Not only is Dick’s Sporting Goods the first venture-backed IPO to price since July, it’s also the first consumer retailer to test the public waters since Atlanta-based non-venture-backed baby apparel maker Cater Holdings Inc. hit the market August 23.

Prior to Dick’s Sporting Goods IPO, only HealtheTech managed to make its debut on the public market in July, selling 4 million shares at $7.50 a pop. The Golden, Colo.-based health monitoring device maker had raised $70 million from a list of venture capitalists that includes Berringea, New England Partners, Palm Ventures and Proctor & Gamble Co. The company is now trading at $4.80.

From the beginning of July until now marks the lowest combined IPO tally since the second quarter of 1978.

Dick’s Sporting Goods chief executive Edward Stack – son of company founder Richard Stack – is the company’s largest shareholder, with 37.4% of the company’s outstanding stock in his name. Paul Allen’s Vulcan Ventures controls 12.3% of the company.
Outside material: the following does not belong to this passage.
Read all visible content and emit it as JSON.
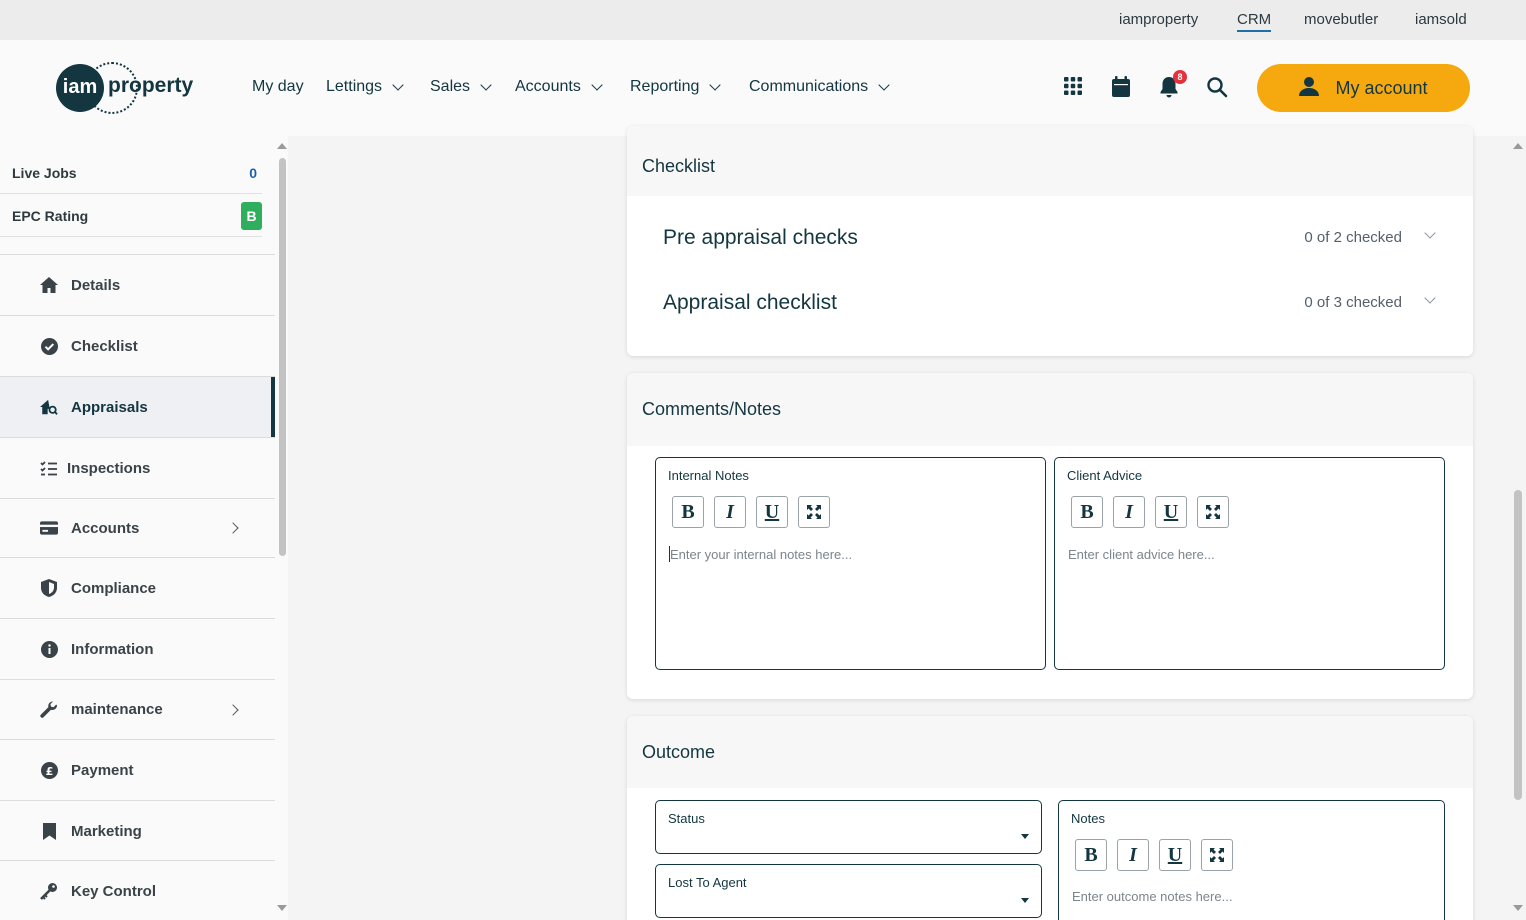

Other company shareholders include Bessemer Venture Partners, Oak Investment Partners, Robertson Stephens & Co., and Sprout Group.

Founded in 1948 as a bait-and-tackle shop in upstate New York, now Dick’s Sporting Goods operates a chain of 132 stores in 24 states along the East Coast as well as an online retail operation. The company first tapped the private equity markets in 1992, when Bessemer, Oak and Sprout pumped $7 million into the company to finance its expansion. Vulcan joined Dick’s group of original investors in a $34.3 million Series C round of venture financing that also fueled the company’s retail expansion.

In 1999, when Oak and Online Retail Partners invested $20 million in the company, Dick’s Sporting Goods emerged as an online contender in the world of sports retailing with It went head to head with Redwood City, Calif.-based Fogdog Inc., a company also backed by Sprout Group, as well as Draper Fisher Jurvetson, Intel Capital, Novus Ventures, Venrock Associates, Whitney & Co., and Worldview Technology Partners. Fogdog priced its IPO is December 1999, raising $66 million in the public markets. Fogdog’s stock was delisted a year later and its assets were acquired by Global Sports, but its Web site remains up and running.

Dick’s Sporting Goods has not abandoned its Web strategy, but it will not make further investment into the endeavor. Instead, the company will use the new proceeds of its IPO to expand its retail presence along the East Coast.

The company has posted year-over-year growth in net income of 172%. For fiscal year 2001, the company reported net income of $23.5 million on sales of $1.07 billion. In 2000 the company reported a net income of $8.64 million on sales of $893 million.

Merrill Lynch & Co. was the deal’s sole book-running manager, while Goldman Sachs & Co. was the co-lead manager on the deal.